The story goes like this: On October 1, 1987, the Zeta Beta Tau fraternity at the University of Pennsylvania put on a party for between 100 and 200 members and pledges. As a surprise for those in attendance, the fraternity’s leaders had paid two women $150 to perform a striptease. It was, by all accounts, a degrading spectacle. One freshman reportedly engaged in oral sex with the women in front of the crowd. Other vulgar acts were performed, involving cucumbers and ketchup. Sexist and racist slurs were yelled at the two women, who were black.
The following week The Daily Pennsylvanian ran a story with the headline "Dry Fraternities Turn to Strippers." It included a somewhat sanitized account of the evening’s proceedings, along with quotes from fraternity members defending the event. ("It’s something you can do at college," one said.)
The only attendee willing to go on the record objecting to the event was named Bret Weinstein, who wondered "whether or not a system which allows this to go on unquestioned by a large group of supposedly educated college students should be allowed to continue." (Weinstein touched on the incident during a recent, two-hour YouTube interview, saying that he was there because a friend had invited him, but that he wasn’t rushing the fraternity and had left the party soon after the two women were brought out.)
A few days after that, concerned that the article hadn’t driven home the awfulness of what had happened, Weinstein wrote a scathing column for the student paper, calling fraternities "residential extensions of the penis" and their members "a group of guys who never escaped from the locker-room into the reality that the rest of us live in." He accused the university of standing silently by because "alumni who were fraternity brothers donate more money than alumni who weren’t." Then he asked his fellow students this question: "Should your tuition go to an institution that supports overt sexism?"

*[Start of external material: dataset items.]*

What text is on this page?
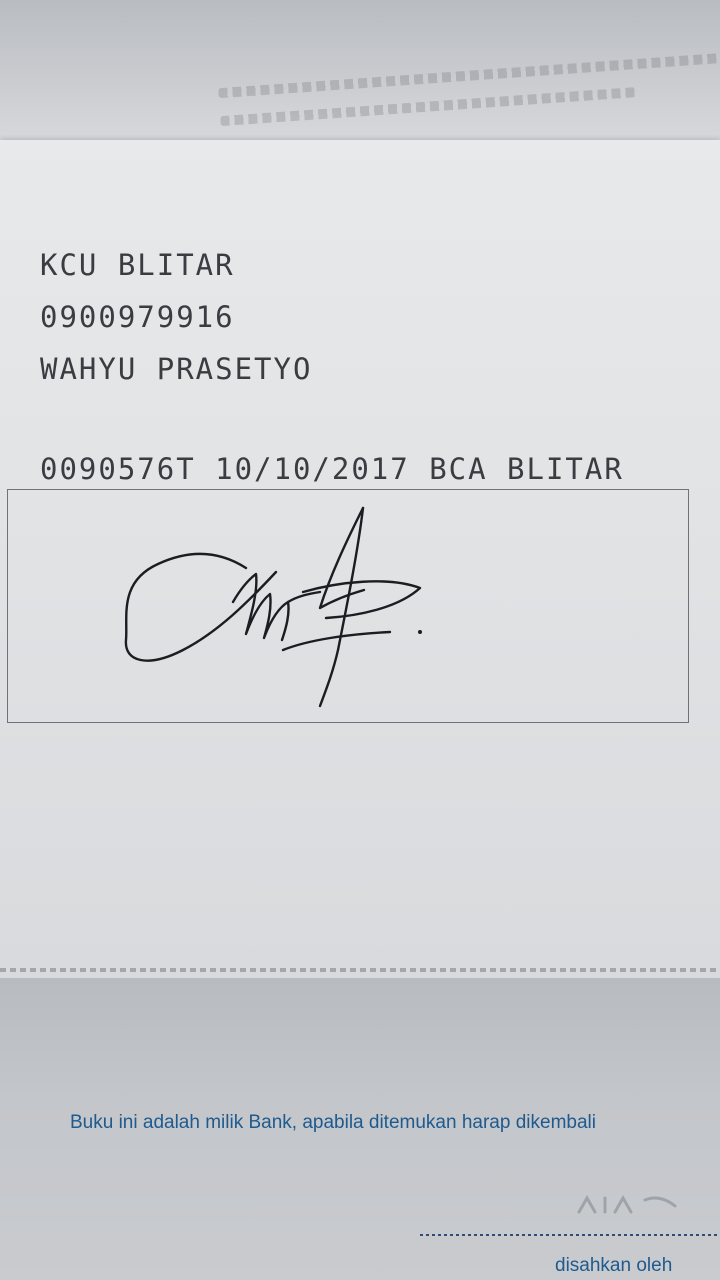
KCU BLITAR
0900979916
WAHYU PRASETYO
0090576T 10/10/2017 BCA BLITAR
Buku ini adalah milik Bank, apabila ditemukan harap dikembali
disahkan oleh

After initially shrugging at the strippers, saying there was no rule forbidding it, the university began an investigation into Zeta Beta Tau. It emerged that other fraternities were known to hire strippers as well. Rather than using the incident as a soul-searching opportunity, furious fraternity members focused their rage on the guy who blew the whistle.

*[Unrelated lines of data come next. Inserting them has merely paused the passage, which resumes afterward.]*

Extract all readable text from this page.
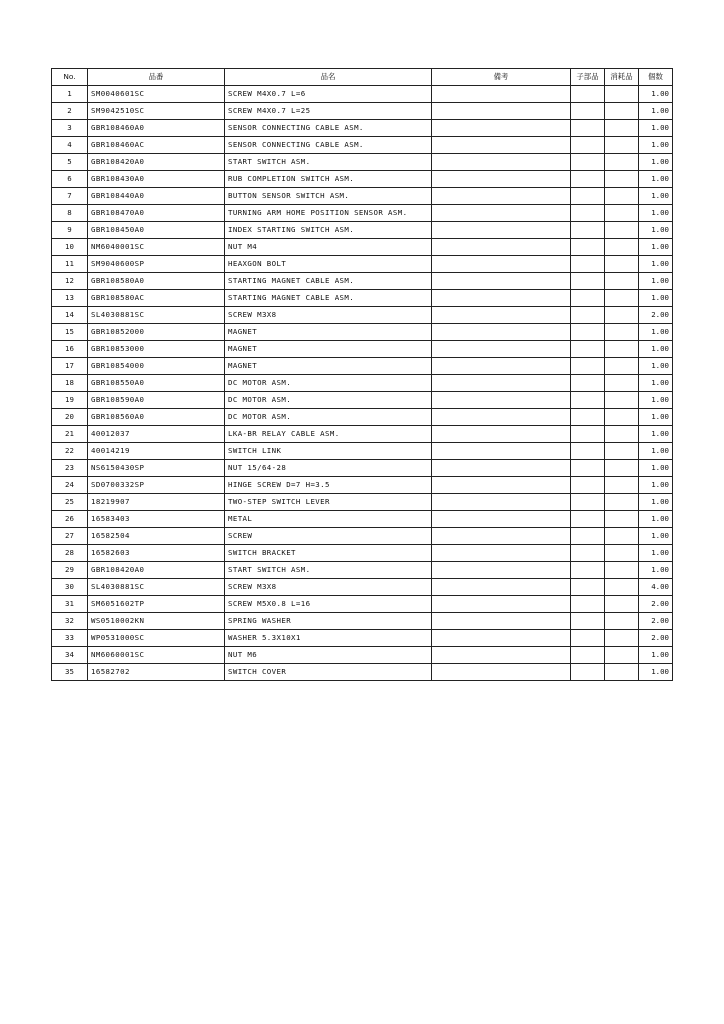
No.	品番	品名	備考	子部品	消耗品	個数
1	SM0040601SC	SCREW M4X0.7 L=6				1.00
2	SM9042510SC	SCREW M4X0.7 L=25				1.00
3	GBR108460A0	SENSOR CONNECTING CABLE ASM.				1.00
4	GBR108460AC	SENSOR CONNECTING CABLE ASM.				1.00
5	GBR108420A0	START SWITCH ASM.				1.00
6	GBR108430A0	RUB COMPLETION SWITCH ASM.				1.00
7	GBR108440A0	BUTTON SENSOR SWITCH ASM.				1.00
8	GBR108470A0	TURNING ARM HOME POSITION SENSOR ASM.				1.00
9	GBR108450A0	INDEX STARTING SWITCH ASM.				1.00
10	NM6040001SC	NUT M4				1.00
11	SM9040600SP	HEAXGON BOLT				1.00
12	GBR108580A0	STARTING MAGNET CABLE ASM.				1.00
13	GBR108580AC	STARTING MAGNET CABLE ASM.				1.00
14	SL4030881SC	SCREW M3X8				2.00
15	GBR10852000	MAGNET				1.00
16	GBR10853000	MAGNET				1.00
17	GBR10854000	MAGNET				1.00
18	GBR108550A0	DC MOTOR ASM.				1.00
19	GBR108590A0	DC MOTOR ASM.				1.00
20	GBR108560A0	DC MOTOR ASM.				1.00
21	40012037	LKA-BR RELAY CABLE ASM.				1.00
22	40014219	SWITCH LINK				1.00
23	NS6150430SP	NUT 15/64-28				1.00
24	SD0700332SP	HINGE SCREW D=7 H=3.5				1.00
25	18219907	TWO-STEP SWITCH LEVER				1.00
26	16583403	METAL				1.00
27	16582504	SCREW				1.00
28	16582603	SWITCH BRACKET				1.00
29	GBR108420A0	START SWITCH ASM.				1.00
30	SL4030881SC	SCREW M3X8				4.00
31	SM6051602TP	SCREW M5X0.8 L=16				2.00
32	WS0510002KN	SPRING WASHER				2.00
33	WP0531000SC	WASHER 5.3X10X1				2.00
34	NM6060001SC	NUT M6				1.00
35	16582702	SWITCH COVER				1.00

"I received phone calls, usually late at night, mostly consisting of four-word dissertations on my character like ‘you are a faggot’ or ‘you are an asshole,’ and somebody hangs up," Mr. Weinstein told The Daily Pennsylvanian the following semester. A column written by a member of another fraternity called Mr. Weinstein an "ignoramus" and said he was "awfully presumptuous" to question the event, given that he was only a freshman.

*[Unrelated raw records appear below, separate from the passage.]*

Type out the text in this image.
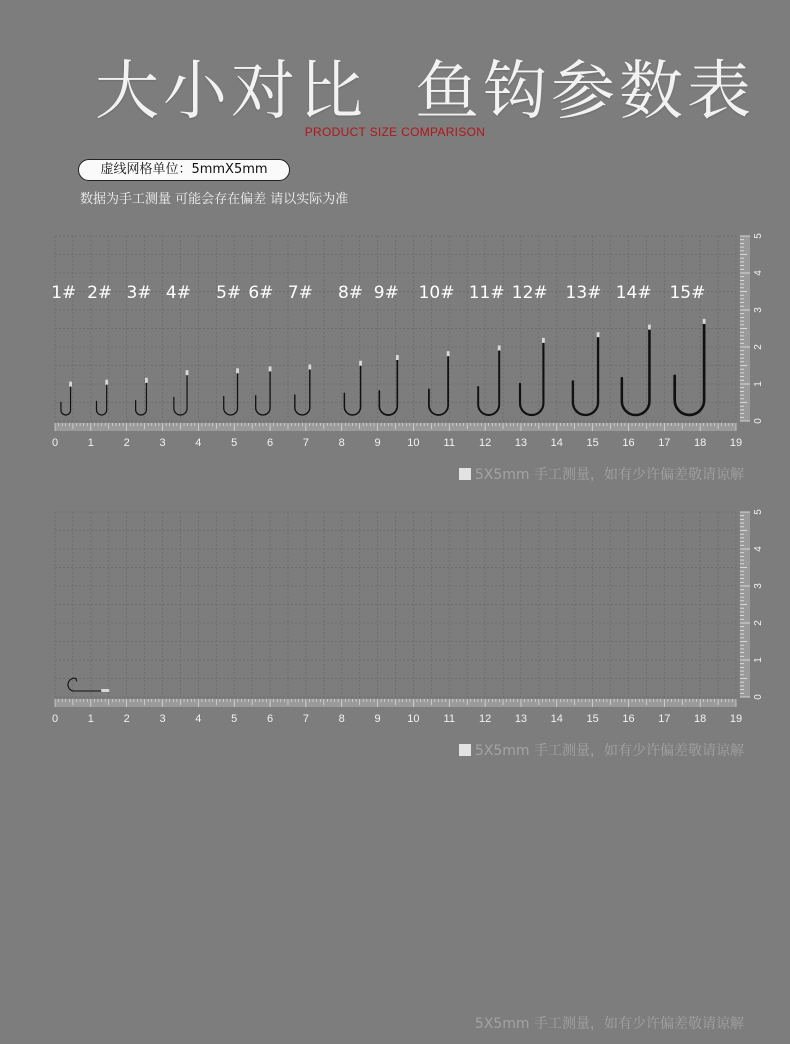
大小对比 鱼钩参数表
PRODUCT SIZE COMPARISON
虚线网格单位：5mmX5mm
数据为手工测量 可能会存在偏差 请以实际为准
0
1
2
3
4
5
0	1	2	3	4	5	6	7	8	9 10 11 12 13 14 15 16 17 18 19
1# 2# 3# 4# 5# 6# 7# 8# 9# 10# 11# 12# 13# 14# 15#
5X5mm 手工测量，如有少许偏差敬请谅解
0
1
2
3
4
5
0	1	2	3	4	5	6	7	8	9 10 11 12 13 14 15 16 17 18 19
5X5mm 手工测量，如有少许偏差敬请谅解
5X5mm 手工测量，如有少许偏差敬请谅解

The harassment went on for months, as did the investigation.
In the end, the university investigation found that Zeta Beta Tau had violated guidelines. The fraternity was suspended for 18 months, and its members forced to vacate the house where the party had been held. The fraternity called the punishment "overly harsh" but also admitted that "we were wrong and we know it." A half-apology, but a shift from the college-boys-will-be-college-boys defense.
The scandal faded, as all scandals do, and Mr. Weinstein’s role in bringing it to light is mostly forgotten, though it’s reasonable to assume that certain members of Zeta Beta Tau still remember him. Two years later, Mr. Weinstein was interviewed again by The Daily Pennsylvanian in an article headlined "Killing the Messenger." He reflected on the strain of being caught in the middle of a firestorm, and he offered advice for those who were considering speaking out publicly on a controversial topic. "If you feel it’s important, do it," he said at the time. "But know what you’re getting into."
(Mr. Weinstein, who no doubt is receiving a fair number of interview requests these days, did not respond to an email from The Chronicle.)